The maps should show “deaths per million population”.

    murkyv in reply to gibbie. | May 12, 2020 at 8:33 pm

    Somewhat rural Cass County in IN exploded in the number of cases 2 weeks ago due to a packing plant finding several hundred infections

    After 2 weeks, the confirmed cases is over 1500, yet the death ticker hasn’t moved off of 4

    My small VERY rural county has inched up to 21 cases, but the only death happened 6 weeks ago

“Emergency Use Authorizations” for antibody tests are almost worse than useless.

As far as I can tell, we have no information as to how accurate the these tests are. Could the FDA perhaps deign to tell us what their criteria for EUA are?

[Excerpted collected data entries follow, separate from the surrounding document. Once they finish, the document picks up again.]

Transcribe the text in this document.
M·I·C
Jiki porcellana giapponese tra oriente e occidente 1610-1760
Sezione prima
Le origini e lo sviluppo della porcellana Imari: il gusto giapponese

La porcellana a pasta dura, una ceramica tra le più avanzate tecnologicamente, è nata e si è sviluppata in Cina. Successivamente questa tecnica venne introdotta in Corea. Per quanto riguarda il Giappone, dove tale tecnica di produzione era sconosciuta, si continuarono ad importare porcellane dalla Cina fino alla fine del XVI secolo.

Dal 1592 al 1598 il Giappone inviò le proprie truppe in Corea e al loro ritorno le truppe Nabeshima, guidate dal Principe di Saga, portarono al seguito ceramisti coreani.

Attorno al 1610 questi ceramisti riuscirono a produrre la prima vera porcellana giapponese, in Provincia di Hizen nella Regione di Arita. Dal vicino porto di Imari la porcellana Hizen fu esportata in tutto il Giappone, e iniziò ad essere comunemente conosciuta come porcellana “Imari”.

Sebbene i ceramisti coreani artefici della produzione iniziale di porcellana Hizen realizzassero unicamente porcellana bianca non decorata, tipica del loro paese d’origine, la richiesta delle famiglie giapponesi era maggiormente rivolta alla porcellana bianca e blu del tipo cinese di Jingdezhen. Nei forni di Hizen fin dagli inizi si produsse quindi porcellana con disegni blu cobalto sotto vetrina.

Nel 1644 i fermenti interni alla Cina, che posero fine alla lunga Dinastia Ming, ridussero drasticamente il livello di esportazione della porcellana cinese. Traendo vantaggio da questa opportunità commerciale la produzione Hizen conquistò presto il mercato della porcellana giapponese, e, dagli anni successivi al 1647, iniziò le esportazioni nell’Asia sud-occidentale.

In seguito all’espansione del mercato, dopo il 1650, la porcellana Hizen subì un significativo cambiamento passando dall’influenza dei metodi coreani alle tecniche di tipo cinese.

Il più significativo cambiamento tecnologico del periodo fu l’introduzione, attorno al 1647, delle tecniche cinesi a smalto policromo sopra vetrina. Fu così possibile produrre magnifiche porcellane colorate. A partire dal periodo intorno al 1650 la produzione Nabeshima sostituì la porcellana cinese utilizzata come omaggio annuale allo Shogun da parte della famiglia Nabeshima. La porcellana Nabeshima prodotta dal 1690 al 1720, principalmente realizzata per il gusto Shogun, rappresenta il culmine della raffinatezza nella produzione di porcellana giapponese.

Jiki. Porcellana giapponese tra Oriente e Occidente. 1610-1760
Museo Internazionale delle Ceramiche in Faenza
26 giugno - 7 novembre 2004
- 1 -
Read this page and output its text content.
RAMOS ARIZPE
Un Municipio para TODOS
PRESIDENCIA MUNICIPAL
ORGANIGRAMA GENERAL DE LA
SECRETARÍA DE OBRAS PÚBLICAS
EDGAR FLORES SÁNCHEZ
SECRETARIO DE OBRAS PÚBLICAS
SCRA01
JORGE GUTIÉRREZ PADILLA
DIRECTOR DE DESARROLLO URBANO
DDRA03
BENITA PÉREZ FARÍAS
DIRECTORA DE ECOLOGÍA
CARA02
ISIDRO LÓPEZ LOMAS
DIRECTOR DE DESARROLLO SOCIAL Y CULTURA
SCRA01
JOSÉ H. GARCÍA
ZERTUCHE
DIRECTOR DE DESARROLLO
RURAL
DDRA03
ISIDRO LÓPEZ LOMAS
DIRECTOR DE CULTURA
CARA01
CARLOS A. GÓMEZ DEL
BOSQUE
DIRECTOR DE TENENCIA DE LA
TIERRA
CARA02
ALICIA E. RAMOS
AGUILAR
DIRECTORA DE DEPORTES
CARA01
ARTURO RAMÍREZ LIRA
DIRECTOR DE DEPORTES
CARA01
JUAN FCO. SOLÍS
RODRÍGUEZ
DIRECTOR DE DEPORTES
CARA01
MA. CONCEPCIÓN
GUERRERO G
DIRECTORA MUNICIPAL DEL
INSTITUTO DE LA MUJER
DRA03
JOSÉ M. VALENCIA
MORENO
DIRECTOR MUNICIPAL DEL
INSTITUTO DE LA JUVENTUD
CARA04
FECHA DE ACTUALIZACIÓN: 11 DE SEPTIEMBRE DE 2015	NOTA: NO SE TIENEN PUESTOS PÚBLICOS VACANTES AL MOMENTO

A false positive on an antibody test is potentially disastrous. My physician will not order an antibody test for any of his patients, including himself and his wife. I think he is correct.

    notamemberofanyorganizedpolicital in reply to gibbie. | May 12, 2020 at 5:39 pm

    Has anyone here been tested?

    If you test positive what do they do to you?

    Send you to a New York Nursing Home?

      I’m probably going for a test tomorrow. I’ve been tentatively offered a job, and the employer wants me to get tested.

      And the nursing homes are no longer being compelled to accept positive patients. Even stupid has a limit.

    J. Maccabee in reply to gibbie. | May 14, 2020 at 5:15 am

    I “almost” think you and your non-epidemiologist doc are “almost” correct.

henrybowman | May 13, 2020 at 10:36 pm

This is ridiculous.

“Those numbers reflect a startling regionalism to the disease…”
No. Come on.
What it reflects is where the major megapolitan rat warrens are located.
This suggests that the proper strategy is not for the “a smart governor [to] choose the [proper] response model,” but the smart mayor.
Of course, many of those states are blessed with neither.

The five states are America’s biggest shit holes–one might cynicaly say what was involved was a bit of trash removal.